What this framework illuminates, and what my experience confirmed, is that the behavior looks identical from the outside while the stakes are completely different. The temptation to spend it feels the same too -- everyone needs a small moment of relief in a hard stretch. The difference is entirely in the consequences if something goes wrong, and whether you have any capacity to absorb those consequences.

It's a more honest and more compassionate framework than either pure judgment or pure excuse-making.

Dave92f1's avatar

Neither of those girls are attractive in the pic. I'd pay money to get away from both of them.

(Maybe they look better sober.)

Dagon's avatar

I'm not sure I see your point, beyond the well-established "humans are hypocrites and don't have a well-formed definition or model of a lot of things that they claim motivates their decisions".
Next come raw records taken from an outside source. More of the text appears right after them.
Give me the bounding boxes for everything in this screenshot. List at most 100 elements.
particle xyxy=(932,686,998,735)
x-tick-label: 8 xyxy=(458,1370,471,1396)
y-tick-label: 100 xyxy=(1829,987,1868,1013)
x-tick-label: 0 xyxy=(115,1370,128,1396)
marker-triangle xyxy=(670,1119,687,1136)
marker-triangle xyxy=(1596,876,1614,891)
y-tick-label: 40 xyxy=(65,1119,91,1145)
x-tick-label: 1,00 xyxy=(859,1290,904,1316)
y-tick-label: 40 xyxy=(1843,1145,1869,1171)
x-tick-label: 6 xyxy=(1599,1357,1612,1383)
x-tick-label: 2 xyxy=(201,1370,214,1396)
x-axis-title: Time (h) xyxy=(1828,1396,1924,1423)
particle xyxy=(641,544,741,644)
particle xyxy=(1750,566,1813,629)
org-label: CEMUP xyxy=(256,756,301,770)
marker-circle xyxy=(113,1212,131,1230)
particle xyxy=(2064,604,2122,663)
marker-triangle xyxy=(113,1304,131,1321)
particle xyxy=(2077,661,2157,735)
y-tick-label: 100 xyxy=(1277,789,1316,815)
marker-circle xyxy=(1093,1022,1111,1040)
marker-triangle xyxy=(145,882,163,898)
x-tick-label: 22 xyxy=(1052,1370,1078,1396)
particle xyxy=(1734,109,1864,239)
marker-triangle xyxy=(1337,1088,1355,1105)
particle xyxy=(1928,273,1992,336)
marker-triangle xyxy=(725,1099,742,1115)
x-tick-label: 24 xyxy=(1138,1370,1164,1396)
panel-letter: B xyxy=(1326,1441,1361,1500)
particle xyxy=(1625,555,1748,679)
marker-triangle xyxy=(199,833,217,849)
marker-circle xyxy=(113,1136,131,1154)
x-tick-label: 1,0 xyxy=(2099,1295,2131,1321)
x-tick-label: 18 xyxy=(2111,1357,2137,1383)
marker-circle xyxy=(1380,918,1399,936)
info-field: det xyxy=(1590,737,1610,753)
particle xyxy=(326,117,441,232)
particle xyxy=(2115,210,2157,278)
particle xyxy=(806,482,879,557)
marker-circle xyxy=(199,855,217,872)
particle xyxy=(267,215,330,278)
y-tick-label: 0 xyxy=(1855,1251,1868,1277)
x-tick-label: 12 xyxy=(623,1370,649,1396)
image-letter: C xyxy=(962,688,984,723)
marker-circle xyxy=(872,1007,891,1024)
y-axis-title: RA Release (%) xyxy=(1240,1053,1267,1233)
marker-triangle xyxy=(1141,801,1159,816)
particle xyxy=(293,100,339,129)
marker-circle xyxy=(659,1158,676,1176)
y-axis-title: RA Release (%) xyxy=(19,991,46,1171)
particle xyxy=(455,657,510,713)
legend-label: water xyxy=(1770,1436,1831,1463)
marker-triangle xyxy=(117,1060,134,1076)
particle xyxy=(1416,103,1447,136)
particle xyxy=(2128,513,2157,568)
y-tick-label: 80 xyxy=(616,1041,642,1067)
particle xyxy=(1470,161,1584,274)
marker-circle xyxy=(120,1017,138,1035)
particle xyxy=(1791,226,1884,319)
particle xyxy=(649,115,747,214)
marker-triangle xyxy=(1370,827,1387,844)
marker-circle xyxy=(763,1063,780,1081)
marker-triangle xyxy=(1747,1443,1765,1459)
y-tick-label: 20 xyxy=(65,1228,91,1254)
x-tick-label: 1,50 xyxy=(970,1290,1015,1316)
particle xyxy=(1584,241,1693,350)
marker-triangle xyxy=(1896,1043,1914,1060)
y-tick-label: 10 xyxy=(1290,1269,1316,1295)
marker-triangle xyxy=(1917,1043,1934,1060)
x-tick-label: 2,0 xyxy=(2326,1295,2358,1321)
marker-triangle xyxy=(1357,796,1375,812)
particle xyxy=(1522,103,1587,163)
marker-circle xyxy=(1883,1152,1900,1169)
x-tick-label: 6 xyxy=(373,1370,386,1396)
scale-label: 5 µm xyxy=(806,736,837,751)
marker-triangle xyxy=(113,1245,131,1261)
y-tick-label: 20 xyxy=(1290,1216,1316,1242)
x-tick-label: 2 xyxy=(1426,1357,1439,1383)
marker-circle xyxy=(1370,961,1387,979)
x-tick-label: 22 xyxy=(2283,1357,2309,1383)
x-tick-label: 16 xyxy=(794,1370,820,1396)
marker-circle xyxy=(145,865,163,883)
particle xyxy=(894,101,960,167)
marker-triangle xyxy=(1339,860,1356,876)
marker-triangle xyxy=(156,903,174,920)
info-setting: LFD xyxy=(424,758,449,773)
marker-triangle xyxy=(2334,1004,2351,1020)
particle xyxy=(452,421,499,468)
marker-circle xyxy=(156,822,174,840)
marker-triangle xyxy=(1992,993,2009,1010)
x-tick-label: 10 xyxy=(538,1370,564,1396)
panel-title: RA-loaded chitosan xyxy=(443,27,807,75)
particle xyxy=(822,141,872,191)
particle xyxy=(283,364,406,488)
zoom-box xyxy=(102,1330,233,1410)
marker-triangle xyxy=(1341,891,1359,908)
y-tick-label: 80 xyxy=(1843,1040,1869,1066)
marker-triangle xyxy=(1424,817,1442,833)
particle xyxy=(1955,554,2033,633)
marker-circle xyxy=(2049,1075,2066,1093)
EVERYTHING is a mix of circumstances, luck, and decisions. And those decisions are based on circumstances and luck. So what?

Max Armbruster's avatar

The rich can be "irresponsible" in private but they must not flaunt it publicly or they will get their asses kicked (and increase the chances of other rich kids getting whooped)

Peter Croppo's avatar

Sorry Bryan but when did an accomplished economist become so infatuated with moralizing on the lifestyles of others... slow day in the world of number-crunching... get a life, you've got better & more important things you could be talking about... there is nothing good to be said about any kind of irresponsible behaviour, regardless of your position on sex, alcohol or whatever has put a burr in your thong... advocating that people should be aware of their habits period, but that would only take about 30 seconds of your time, but thanks anyway...........

Joe Potts's avatar

I've NEVER known Caplan to "crunch numbers." And I should know. I'm an accountant.